Bienvenue à Télimélé!
Moi : Bonjour Monsieur. Y a-t-il un cyber à côté ?
L’inconnu : Un quoi ?
Moi : Un cybercafé, où je peux avoir accès à Internet.
L’inconnu : Mon frère, si vous voulez du café noir, c’est juste à côté. Pour le reste, je ne comprends vraiment pas ce que vous voulez dire !
C’est ma toute première conversation après avoir foulé le sol de Télimélé. Ma préfecture natale. Je reprenais peu à peu mes esprits. Oui, après les 135 km de piste poussiéreuse Kiandia-Télimélé et la montée vertigineuse des virages tortueux des cols du mont Loubha, le voyageur qui débarque à Télimélé-ville à bord d’une Peugeot 505, est forcément sonné. Complètement couverts de poussière, nous émergeons de la 505, engourdis, comme des astronautes ayant longtemps séjourné dans un vaisseau spatial. Pour jauger la quantité de saleté avalée durant le parcours, faites comme Diak en compagnie de Rose sur le pont du Titanic : allez chercher au fond de votre gorge le crachat et examinez les dégâts sur un mouchoir blanc ! C’est alors que vous comprendrez la nécessité de s’équiper d’un cache-nez avant de s’engager sur la route de Télimélé par les temps qui courent!
Commune urbaine de Télimélé: 13 507 habitants (2006) dispatchés dans six quartiers.

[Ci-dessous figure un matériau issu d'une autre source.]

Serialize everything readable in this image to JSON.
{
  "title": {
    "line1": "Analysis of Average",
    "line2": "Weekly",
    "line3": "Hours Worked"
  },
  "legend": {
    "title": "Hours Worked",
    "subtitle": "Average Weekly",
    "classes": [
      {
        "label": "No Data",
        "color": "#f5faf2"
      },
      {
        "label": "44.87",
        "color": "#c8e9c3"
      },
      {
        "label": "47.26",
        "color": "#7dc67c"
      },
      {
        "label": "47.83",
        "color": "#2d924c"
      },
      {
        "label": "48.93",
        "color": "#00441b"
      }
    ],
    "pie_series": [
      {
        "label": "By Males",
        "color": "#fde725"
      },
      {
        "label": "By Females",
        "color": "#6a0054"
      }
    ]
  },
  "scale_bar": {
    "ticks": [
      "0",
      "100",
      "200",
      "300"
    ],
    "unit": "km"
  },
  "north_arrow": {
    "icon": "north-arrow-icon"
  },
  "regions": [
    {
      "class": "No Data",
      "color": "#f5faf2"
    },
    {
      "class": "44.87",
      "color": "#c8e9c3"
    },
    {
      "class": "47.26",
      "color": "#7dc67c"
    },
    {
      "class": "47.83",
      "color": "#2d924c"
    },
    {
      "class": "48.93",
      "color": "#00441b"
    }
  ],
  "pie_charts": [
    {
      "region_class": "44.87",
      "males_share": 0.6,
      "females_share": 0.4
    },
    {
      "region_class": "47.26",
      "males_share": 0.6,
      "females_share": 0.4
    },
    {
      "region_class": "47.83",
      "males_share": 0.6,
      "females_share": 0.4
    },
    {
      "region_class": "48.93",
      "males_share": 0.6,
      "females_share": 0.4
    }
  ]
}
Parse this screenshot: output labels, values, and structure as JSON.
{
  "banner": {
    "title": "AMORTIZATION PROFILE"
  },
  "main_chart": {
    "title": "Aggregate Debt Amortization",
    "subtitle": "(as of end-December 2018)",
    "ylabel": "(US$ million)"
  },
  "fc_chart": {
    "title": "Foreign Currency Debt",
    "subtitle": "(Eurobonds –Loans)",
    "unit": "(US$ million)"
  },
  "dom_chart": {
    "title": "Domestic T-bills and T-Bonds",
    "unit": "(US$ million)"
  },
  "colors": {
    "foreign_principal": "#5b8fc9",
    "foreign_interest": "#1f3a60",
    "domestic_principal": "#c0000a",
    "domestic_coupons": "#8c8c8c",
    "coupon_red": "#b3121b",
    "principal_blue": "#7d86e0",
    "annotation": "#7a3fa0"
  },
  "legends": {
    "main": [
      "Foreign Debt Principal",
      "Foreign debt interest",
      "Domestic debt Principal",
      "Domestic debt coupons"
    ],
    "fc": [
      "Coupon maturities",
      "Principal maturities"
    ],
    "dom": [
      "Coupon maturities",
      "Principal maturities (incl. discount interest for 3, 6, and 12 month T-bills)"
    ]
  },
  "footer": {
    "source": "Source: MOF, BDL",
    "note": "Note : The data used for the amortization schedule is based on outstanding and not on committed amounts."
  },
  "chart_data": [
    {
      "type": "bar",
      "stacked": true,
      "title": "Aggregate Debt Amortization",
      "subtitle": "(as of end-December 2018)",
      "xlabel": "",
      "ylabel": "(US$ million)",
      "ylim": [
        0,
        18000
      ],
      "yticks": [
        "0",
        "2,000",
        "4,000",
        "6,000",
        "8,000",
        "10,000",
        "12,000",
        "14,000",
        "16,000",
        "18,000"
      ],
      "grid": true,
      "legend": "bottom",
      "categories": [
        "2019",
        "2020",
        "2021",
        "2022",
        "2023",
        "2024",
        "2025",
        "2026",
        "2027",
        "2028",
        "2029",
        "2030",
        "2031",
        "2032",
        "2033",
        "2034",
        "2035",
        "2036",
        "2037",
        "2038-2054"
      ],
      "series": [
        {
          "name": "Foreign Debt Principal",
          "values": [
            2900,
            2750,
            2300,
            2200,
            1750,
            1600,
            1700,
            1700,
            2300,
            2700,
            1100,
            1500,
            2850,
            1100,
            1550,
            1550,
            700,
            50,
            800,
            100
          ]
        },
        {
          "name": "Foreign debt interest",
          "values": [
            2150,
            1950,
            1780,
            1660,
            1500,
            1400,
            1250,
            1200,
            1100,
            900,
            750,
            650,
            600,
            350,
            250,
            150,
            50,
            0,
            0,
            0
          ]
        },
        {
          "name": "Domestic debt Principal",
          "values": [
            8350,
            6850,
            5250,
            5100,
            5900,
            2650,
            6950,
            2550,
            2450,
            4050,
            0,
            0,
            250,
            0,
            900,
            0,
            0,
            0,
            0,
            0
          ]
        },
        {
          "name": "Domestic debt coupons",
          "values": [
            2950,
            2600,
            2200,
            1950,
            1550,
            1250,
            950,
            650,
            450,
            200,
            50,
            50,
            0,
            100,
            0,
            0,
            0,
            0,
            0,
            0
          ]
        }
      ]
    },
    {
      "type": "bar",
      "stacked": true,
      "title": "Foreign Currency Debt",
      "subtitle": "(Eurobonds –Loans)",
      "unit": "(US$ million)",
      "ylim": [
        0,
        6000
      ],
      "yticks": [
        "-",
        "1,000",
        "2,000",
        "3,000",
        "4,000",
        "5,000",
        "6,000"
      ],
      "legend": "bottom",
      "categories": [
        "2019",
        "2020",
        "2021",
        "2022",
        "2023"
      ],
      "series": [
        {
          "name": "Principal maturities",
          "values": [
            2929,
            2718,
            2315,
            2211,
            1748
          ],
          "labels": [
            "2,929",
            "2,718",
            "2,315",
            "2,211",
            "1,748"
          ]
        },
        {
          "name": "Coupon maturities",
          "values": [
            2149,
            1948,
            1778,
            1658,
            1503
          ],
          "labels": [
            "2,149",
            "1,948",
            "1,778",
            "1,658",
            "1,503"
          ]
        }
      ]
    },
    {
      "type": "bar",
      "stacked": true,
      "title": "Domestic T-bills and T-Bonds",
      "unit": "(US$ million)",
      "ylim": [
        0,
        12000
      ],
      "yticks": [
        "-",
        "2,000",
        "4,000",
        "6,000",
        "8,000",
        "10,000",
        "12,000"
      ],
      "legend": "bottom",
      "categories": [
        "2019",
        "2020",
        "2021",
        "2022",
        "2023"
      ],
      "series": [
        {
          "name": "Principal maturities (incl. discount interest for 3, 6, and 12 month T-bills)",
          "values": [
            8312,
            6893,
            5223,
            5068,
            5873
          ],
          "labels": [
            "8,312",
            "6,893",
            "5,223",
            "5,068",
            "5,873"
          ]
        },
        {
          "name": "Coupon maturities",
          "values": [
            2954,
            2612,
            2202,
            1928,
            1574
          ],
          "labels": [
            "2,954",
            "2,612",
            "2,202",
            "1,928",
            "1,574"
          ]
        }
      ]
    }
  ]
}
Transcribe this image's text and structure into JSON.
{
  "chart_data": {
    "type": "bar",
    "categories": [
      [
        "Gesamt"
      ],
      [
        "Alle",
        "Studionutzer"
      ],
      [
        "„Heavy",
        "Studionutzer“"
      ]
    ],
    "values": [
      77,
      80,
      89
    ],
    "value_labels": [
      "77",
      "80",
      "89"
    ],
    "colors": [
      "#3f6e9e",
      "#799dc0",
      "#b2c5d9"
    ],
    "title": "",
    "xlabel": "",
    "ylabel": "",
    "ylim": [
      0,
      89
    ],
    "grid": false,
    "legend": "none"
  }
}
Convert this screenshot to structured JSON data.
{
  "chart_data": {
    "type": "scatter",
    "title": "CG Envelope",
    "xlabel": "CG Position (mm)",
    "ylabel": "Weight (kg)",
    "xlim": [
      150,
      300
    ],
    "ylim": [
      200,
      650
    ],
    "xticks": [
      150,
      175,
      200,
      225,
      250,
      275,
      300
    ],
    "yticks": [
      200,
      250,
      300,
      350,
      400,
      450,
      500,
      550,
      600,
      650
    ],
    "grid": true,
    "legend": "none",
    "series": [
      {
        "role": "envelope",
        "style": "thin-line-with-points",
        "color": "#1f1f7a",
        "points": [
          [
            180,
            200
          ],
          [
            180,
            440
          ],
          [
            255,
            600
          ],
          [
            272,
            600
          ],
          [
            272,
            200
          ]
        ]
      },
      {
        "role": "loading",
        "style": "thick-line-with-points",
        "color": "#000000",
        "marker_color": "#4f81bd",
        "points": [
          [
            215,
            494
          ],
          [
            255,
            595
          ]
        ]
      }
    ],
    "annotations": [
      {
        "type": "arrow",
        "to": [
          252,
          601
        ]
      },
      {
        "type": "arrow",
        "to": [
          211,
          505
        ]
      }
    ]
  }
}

Un hôpital préfectoral– certains, comme moi, diront un mouroir –, une unique station service, un seul lycée public, une espèce de « stade » omnisport et les bâtiments administratifs rescapés des évènements de 2007. Voilà, schématiquement, ce que compte la préfecture de Télimélé en termes d’infrastructures. Le courant électrique, tiré d’un micro-barrage sur la rivière Samankou qui ceinture le côté Nord de la ville, joue le yo-yo. Quand le débit monte, le courant refait surface, lorsqu’il baisse, il suit ou s’arrête tout simplement. Pour l’eau courante, on se contente des puits traditionnels, de quelques forages et les sources des marigots.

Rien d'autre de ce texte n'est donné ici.